Recrudescence du djihad, plusieurs tendances préoccupantes restent à suivre:
* La contagion djihadiste: le non-désarmement des groupes touaregs signataires a suscité des réactions d’armement ou de recherche de protection, y compris auprès des djihadiste. Par exemple, dès 2012, des Peuls ont rejoint le Mouvement pour l’unicité et le Jihad en Afrique de l’Ouest (MUJAO) pour se protéger des Touaregs Daoussak qui avaient alors adhéré au Mouvement national pour la libération de l’Aawad (MNLA). Il y a aussi une contagion géographique.
Des attentats organisés depuis le septentrion malien ont eu lieu à Bamako, en 2015, à Ouagadougou et en Côte d’Ivoire (Grand Bassam), en 2016. Depuis 2017, le groupe Ansarul Islam fondé par le prêcheur Malam Ibrahim Dicko, au Nord du Burkina Faso, exploite aussi des griefs sociaux et locaux.
* L’extension de l’insécurité vers le Centre du Mali: avec le pseudo-«Front de libération du Macina», branche locale d’Ansar Dine, dirigée par le prédicateur peul, Amadou Kouffa, qui aurait adhéré à la Jamma’at Tabligh, depuis 2004, et aurait effectué à ce titre un séjour au Pakistan. Il s’agit aussi d’exploiter pour certains la faible présence de l’État et de militariser des frustrations (sentiment des Peuls du Macina d’être marginalisés) et des conflits fonciers locaux, entre Peuls de castes différentes et des rivalités provenant d’une stratification sociale et religieuse sclérosée (famille maraboutique dominante).
* L’apparition du groupe État islamique (EI): dans un paysage terroriste se référant essentiellement à Al-Qaïda au Maghreb islamique (AQMI). Le groupe Al-Mourabitoune de Belmokhtar s’est ainsi récemment scindé en deux, dont une faction a rallié l’État islamique (EI), avec Abou Walid el-Sahraoui, «émir de l’État islamique au Grand Sahara». Iyad aurait aussi rencontré cet «émir», en 2018.
* Conséquences de l’Accord d’Alger 2015: les difficultés qui étaient très prévisibles du processus politique étaient que beaucoup de communautés locales sont restées à l’écart du conflit, alors même que les différents groupes rebelles ou loyalistes n’ont toujours pas été désarmés, en 2018.

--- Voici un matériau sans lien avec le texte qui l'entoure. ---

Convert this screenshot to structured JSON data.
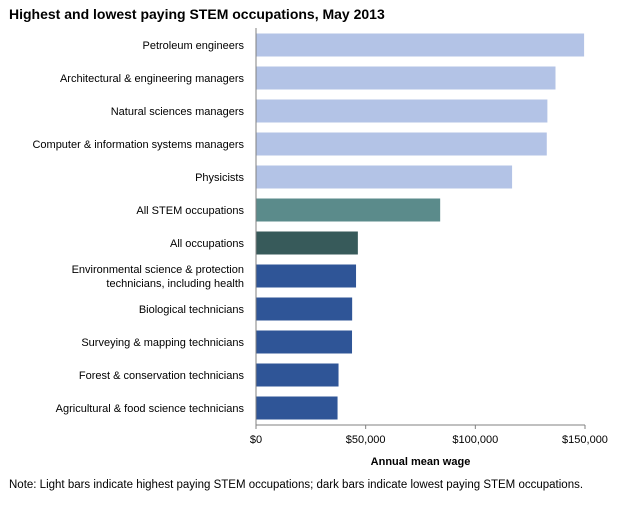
{
  "chart_data": {
    "type": "bar",
    "orientation": "horizontal",
    "title": "Highest and lowest paying STEM occupations, May 2013",
    "xlabel": "Annual mean wage",
    "ylabel": "",
    "xlim": [
      0,
      150000
    ],
    "ticks": [
      0,
      50000,
      100000,
      150000
    ],
    "tick_labels": [
      "$0",
      "$50,000",
      "$100,000",
      "$150,000"
    ],
    "grid": false,
    "categories": [
      [
        "Petroleum engineers"
      ],
      [
        "Architectural & engineering managers"
      ],
      [
        "Natural sciences managers"
      ],
      [
        "Computer & information systems managers"
      ],
      [
        "Physicists"
      ],
      [
        "All STEM occupations"
      ],
      [
        "All occupations"
      ],
      [
        "Environmental science & protection",
        "technicians, including health"
      ],
      [
        "Biological technicians"
      ],
      [
        "Surveying & mapping technicians"
      ],
      [
        "Forest & conservation technicians"
      ],
      [
        "Agricultural & food science technicians"
      ]
    ],
    "values": [
      149590,
      136550,
      132850,
      132570,
      116760,
      83970,
      46440,
      45610,
      43840,
      43780,
      37630,
      37180
    ],
    "colors": [
      "#b3c3e6",
      "#b3c3e6",
      "#b3c3e6",
      "#b3c3e6",
      "#b3c3e6",
      "#5b8b8b",
      "#375a5a",
      "#2f5597",
      "#2f5597",
      "#2f5597",
      "#2f5597",
      "#2f5597"
    ]
  },
  "note": "Note: Light bars indicate highest paying STEM occupations; dark bars indicate lowest paying STEM occupations."
}
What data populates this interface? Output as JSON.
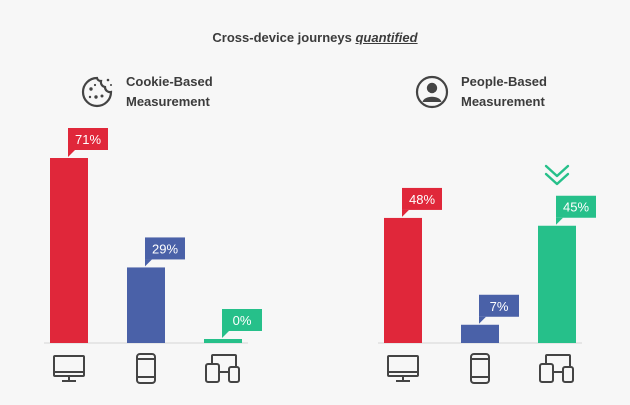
{
  "title": {
    "prefix": "Cross-device journeys ",
    "emphasis": "quantified"
  },
  "colors": {
    "desktop": "#e0273a",
    "mobile": "#4a61a8",
    "multi_device": "#26c08a",
    "baseline": "#d4d4d4",
    "icon": "#444444"
  },
  "groups": [
    {
      "label_line1": "Cookie-Based",
      "label_line2": "Measurement",
      "icon": "cookie-icon"
    },
    {
      "label_line1": "People-Based",
      "label_line2": "Measurement",
      "icon": "person-icon"
    }
  ],
  "chart_data": {
    "type": "bar",
    "title": "Cross-device journeys quantified",
    "xlabel": "",
    "ylabel": "",
    "ylim": [
      0,
      71
    ],
    "grid": false,
    "unit": "%",
    "categories": [
      "desktop-icon",
      "mobile-icon",
      "multi-device-icon"
    ],
    "groups": [
      {
        "name": "Cookie-Based Measurement",
        "values": [
          71,
          29,
          0
        ],
        "labels": [
          "71%",
          "29%",
          "0%"
        ]
      },
      {
        "name": "People-Based Measurement",
        "values": [
          48,
          7,
          45
        ],
        "labels": [
          "48%",
          "7%",
          "45%"
        ],
        "highlight_icon": "double-chevron-down-icon",
        "highlight_index": 2
      }
    ]
  }
}
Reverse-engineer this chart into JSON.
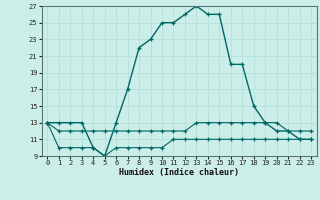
{
  "xlabel": "Humidex (Indice chaleur)",
  "background_color": "#cceee8",
  "grid_color": "#b0ddd8",
  "line_color": "#006666",
  "xlim": [
    -0.5,
    23.5
  ],
  "ylim": [
    9,
    27
  ],
  "yticks": [
    9,
    11,
    13,
    15,
    17,
    19,
    21,
    23,
    25,
    27
  ],
  "xticks": [
    0,
    1,
    2,
    3,
    4,
    5,
    6,
    7,
    8,
    9,
    10,
    11,
    12,
    13,
    14,
    15,
    16,
    17,
    18,
    19,
    20,
    21,
    22,
    23
  ],
  "series": {
    "main": [
      13,
      13,
      13,
      13,
      10,
      9,
      13,
      17,
      22,
      23,
      25,
      25,
      26,
      27,
      26,
      26,
      20,
      20,
      15,
      13,
      12,
      12,
      11,
      11
    ],
    "upper": [
      13,
      12,
      12,
      12,
      12,
      12,
      12,
      12,
      12,
      12,
      12,
      12,
      12,
      13,
      13,
      13,
      13,
      13,
      13,
      13,
      13,
      12,
      12,
      12
    ],
    "lower": [
      13,
      10,
      10,
      10,
      10,
      9,
      10,
      10,
      10,
      10,
      10,
      11,
      11,
      11,
      11,
      11,
      11,
      11,
      11,
      11,
      11,
      11,
      11,
      11
    ]
  }
}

Il s’est produit alors une fragmentation par repli identitaire, insécurité persistante due aux hommes armés, et dépit d’être écarté des bénéfices de l’accord d’Alger de 2015. Ceci a suscité de nouveaux mouvements armés sur une base tribale: outre le Mouvement pour le salut de l’Azawad (MSA), déjà cité, le Congrès pour la justice dans l’Azawad, qui veut représenter la tribu touarègue des Kel Ansar (région de Tombouctou), qui se sentait non prise en compte. Les Songhoi, majoritaires au Nord, ont créé, en 2017, leur propre mouvement politiqu : Irkanda (ce qui signifie «le pays»), englobant aussi des Peuls et des Bellahs de culture songhaï.
Enfin les Bellahs ont également formé une association «Temedt» et des groupes armés, depuis 2016, (Bouctou, MBGM, FACO et MPFR2). On assiste ainsi à une véritable tribalisation armée, conséquence logique de l’accord d’Alger de 2015.
* L’impunité des crimes et des attentats: pousse les populations à s’armer et/ou à rechercher la protection d’une milice, djihadiste ou pas. La présence prolongée de forces étrangères et non musulmanes sur place ne va pas de soi et alimente une propagande nationaliste ou djihadiste. Il faudrait une police de proximité malienne, et traiter certains crimes pour ce qu’ils sont et par voie judiciaire, sans toujours vouloir classer leurs auteurs dans une catégorie irréductible à traiter seulement par la voie militaire.
De nombreux individus avaient adhéré au Mouvement pour l’unicité et le Jihad en Afrique de l’Ouest (MUJAO) non par conversion au djihadisme, mais pour se procurer des armes et une formation, dans un contexte d’insécurité.
Autorités intérimaires source de tensions: par ailleurs, des signataires ex-rebelles de l’accord d’Alger, conscients de leur statut ultraminoritaire, rechignent aux élections et les ont localement empêchés, ce qui présage mal de la suite. Dans ce contexte, la formation d’«autorités intérimaires» faisant la part belle aux anciens rebelles est aussi une source de tensions (l’ex-rebelle Hassan Fagaga, président à Kidal).